For Nadezhda Skochilenko – the mother of former Russian political prisoner and Index award winner Aleksandra Skochilenko – Navalny’s death caused “much pain”. Above all, she told Index, she thinks of him as “the son of his mother”, Lyudmila Navalnaya.

When Navalny died, Aleksandra was in jail. She had been sentenced to seven years in a penal colony for replacing supermarket pricing labels with anti-war messages. She was ultimately released as part of a prisoner exchange last summer.

Asked if the news of Navalny’s death increased her fear for the safety of political prisoners like her daughter, Nadezhda responded: “I’m too well-informed about what’s going on [in Russian] prisons.
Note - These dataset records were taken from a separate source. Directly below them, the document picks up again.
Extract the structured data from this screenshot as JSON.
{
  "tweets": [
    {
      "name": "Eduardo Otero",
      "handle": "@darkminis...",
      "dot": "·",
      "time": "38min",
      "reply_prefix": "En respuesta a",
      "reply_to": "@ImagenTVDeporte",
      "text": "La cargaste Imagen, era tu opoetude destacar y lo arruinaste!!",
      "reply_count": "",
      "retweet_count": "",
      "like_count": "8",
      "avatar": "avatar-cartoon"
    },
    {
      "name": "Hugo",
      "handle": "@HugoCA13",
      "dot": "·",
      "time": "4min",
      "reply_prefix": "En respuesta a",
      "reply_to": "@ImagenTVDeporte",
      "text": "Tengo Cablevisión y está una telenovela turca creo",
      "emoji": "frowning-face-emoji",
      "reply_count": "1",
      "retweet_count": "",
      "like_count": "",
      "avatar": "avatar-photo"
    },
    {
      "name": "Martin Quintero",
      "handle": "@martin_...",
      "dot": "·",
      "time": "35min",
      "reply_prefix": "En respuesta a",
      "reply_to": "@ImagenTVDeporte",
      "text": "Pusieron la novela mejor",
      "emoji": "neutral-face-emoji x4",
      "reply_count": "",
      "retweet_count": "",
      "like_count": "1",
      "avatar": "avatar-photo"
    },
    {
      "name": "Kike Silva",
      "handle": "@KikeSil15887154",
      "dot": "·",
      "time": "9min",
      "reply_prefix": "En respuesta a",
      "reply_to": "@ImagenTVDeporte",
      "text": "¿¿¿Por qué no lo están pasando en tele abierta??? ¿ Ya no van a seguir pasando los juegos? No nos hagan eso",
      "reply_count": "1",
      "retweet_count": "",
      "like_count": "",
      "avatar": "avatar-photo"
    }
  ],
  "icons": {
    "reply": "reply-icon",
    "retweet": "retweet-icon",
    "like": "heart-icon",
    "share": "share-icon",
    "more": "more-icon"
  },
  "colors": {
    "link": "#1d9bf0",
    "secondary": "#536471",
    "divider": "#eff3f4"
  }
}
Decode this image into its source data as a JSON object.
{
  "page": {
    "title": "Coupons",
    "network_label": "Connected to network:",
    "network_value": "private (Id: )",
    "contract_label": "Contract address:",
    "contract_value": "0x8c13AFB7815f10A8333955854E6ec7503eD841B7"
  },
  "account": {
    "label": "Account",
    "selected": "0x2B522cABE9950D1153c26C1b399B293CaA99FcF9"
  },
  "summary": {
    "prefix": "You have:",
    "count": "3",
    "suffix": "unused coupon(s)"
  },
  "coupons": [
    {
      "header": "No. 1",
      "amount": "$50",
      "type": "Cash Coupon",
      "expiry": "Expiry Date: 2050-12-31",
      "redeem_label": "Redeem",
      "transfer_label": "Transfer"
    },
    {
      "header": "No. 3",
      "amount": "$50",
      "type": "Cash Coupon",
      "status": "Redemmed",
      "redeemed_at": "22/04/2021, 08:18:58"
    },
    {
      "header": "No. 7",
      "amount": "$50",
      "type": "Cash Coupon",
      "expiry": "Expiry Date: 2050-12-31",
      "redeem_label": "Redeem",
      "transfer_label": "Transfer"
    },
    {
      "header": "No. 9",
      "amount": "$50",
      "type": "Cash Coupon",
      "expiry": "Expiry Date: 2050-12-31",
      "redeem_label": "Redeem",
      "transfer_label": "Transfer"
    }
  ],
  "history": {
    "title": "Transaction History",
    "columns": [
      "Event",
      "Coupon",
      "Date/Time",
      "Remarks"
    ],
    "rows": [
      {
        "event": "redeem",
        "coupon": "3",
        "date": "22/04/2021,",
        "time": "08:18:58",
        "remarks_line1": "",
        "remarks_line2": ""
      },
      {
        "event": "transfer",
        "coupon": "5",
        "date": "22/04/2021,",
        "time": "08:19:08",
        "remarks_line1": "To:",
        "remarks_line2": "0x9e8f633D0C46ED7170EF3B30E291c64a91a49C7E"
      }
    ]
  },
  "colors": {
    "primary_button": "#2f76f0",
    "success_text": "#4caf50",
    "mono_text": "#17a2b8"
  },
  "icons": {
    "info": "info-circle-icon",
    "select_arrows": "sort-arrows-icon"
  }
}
I’m frightened for everyone [who’s incarcerated] from the moment they’re arrested.” 

She said that people die in jails, in pre-trial detention, and even during arrest. In 2024, eight political prisoners perished; one of them was pianist Pavel Kushnir, who spoke out against the Russian invasion of Ukraine. 

Over the past year, the pressure on political prisoners has increased, Nadezhda said. They are placed in solitary confinement “more frequently and for longer periods of time”. In these tiny punishment cells, people are not allowed to lie down during the day, among other restrictions. 

To make matters worse, in many cases, proper medical treatment is not provided to political prisoners – a fact that “the authorities no longer try to conceal”, Nadezhda said. She is also concerned that minors accused of “terrorism” in politically-motivated cases are placed in pre-trial detention, instead of on house arrest.

She added that “on a regular basis” dissidents are denied access to letters sent by their supporters. Nevertheless, people keep writing to them – “the most useful and safest act [of resistance] within reach of everyone”, according to Smolev.

Despite the pressure of the authorities, supporters and families of jailed dissidents battle with prison administrations over human rights abuses. They also attend court hearings when they can – while some are still open to the public, many political trials are now closed, especially the ones of dissidents charged with treason, Nadezhda explained.

But acts of resistance “cannot be entirely suppressed”, she said – “hence “[Putin’s] regime responds with even more severe crackdown on dissent”.